Thirdly, when you go on holiday, it really isn’t much of a holiday, because guess what – there are even less playmates around for your child, and no play dates at all. Only children are also far less amenable to being dumped in strange ‘Kids Clubs’ so that’s a non-starter, although frankly my conscience doesn’t allow it anyway. But I have spent many hours freezing in a swimming pool and arguing with my husband about whose turn it is to be in the pool, play noughts and crosses, or get up at 5am to do jigsaw puzzles. Usually mine I might add. Of course, with Ella now at school we have just had our first holiday during school holidays, and it was great – lots of kids for Ella to play with, and lots of poolside reading for mum! Life evolves all the time.
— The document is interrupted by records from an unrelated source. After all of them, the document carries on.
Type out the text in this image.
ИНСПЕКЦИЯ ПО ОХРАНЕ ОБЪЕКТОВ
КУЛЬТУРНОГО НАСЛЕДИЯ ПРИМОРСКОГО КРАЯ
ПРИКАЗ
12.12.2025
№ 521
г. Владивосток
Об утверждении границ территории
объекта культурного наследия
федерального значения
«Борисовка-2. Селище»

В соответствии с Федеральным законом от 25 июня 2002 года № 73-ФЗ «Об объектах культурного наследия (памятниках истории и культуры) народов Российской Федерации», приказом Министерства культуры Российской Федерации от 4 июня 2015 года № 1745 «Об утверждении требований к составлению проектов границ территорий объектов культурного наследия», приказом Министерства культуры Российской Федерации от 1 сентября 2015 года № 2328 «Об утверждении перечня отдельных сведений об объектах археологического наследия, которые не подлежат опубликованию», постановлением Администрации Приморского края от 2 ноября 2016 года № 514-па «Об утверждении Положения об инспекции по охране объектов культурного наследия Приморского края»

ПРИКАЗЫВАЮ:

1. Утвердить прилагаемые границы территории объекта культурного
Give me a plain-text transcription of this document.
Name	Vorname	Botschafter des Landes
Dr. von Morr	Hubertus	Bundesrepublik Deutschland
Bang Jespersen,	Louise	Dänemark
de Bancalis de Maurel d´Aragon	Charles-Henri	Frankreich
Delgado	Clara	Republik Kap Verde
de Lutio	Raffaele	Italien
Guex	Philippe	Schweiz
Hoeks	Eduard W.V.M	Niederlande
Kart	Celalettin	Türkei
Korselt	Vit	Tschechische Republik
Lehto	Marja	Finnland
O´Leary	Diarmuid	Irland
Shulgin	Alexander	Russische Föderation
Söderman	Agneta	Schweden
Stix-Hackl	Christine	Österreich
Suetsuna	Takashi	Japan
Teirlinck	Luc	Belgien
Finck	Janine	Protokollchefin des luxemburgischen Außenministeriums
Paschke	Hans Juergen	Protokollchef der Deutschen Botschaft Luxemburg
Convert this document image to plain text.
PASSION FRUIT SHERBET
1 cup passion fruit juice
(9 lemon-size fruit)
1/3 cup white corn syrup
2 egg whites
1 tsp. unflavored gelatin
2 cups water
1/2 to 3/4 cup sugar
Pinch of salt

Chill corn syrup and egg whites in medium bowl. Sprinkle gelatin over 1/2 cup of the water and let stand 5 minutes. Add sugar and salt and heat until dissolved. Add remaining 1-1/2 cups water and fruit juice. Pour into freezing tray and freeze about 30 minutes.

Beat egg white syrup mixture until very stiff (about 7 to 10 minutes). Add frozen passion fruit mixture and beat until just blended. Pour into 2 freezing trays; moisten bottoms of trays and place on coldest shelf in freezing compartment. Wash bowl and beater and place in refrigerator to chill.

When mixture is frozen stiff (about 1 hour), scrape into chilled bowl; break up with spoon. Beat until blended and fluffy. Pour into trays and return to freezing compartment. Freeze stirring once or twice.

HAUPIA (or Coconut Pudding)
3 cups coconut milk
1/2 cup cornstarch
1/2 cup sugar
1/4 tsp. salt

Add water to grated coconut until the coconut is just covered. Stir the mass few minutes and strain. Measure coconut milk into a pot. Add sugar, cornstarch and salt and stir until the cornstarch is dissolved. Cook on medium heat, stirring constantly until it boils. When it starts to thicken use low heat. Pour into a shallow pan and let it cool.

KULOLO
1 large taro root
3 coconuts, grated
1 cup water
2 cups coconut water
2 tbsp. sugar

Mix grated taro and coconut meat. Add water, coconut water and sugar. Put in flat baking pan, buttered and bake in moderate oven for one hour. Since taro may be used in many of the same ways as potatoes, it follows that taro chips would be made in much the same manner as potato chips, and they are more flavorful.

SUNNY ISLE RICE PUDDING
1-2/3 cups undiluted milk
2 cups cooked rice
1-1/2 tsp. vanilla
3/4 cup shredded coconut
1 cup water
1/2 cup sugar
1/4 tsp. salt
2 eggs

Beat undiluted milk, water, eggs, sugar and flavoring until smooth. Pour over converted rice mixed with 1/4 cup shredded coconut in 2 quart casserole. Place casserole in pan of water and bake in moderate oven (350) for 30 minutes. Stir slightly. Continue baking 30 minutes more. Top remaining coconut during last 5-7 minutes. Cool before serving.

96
And finally, they start school – all that ‘me’ time – happy days. For me, having moved to a new village just a few months before Ella started school so that she would have playmates around the corner, I thought it was an opportunity to finally get to know the mums in my village. Yes, that’s how big those only child decisions get. Moving house to live in close proximity to potential playmates. But guess what – all the school mums either have older children at the school and have already got very used to one another, or have smaller children at home. They get together for play dates and cups of tea, and I slink off home to walk the spaniel. Happily I am not the sole member of the OBC in Reception at Ella’s school, but we make a fairly obvious double act. She is my spaniel’s vet though, so that is handy!
Of course, there are many positives to be being a member of this exclusive club. Ella and I are already have more than a mother/daughter relationship because we have spent the best part of the last 5 years together almost exclusively. My husband often tells us off for arguing like we are teenagers. I have been lucky enough to just focus on her, and have the benefit of knowing her inside out, never missing a thing, never missing a milestone. I had no idea what hilarious, insightful, remarkable people small children can be – far more entertaining than the best book in the world, and when you’ve got just one, you can really enjoy who they are. And of course, she is a girl – we like doing the same things, – colouring, eating cake and shopping, so all is good. Gin drinking will come later.
And frankly, now Ella is at school, I have my life back. I can plan what I am going to do with the ‘rest of my life’ in my ‘non-Ella time’. Like so many of us who left it so late, I found it hard to leave the productive working life behind and I struggled to be a stay at home mum as much as I had craved it. So now I can focus on a few of my other hopes and dreams whilst also being mum to Ella.
We do still get those questioning glances – it is a questioning glance that I am often guilty of myself – but in my defence, I am usually seeking some common ground. And yes, I do get asked outright – ‘are you going to have any more’ on a very regular basis. And it’s not always easy to answer. But first and foremost, I am the luckiest mum of the most beautiful girl in the whole wide world. She exhausts me, she completes me, and we are what we are.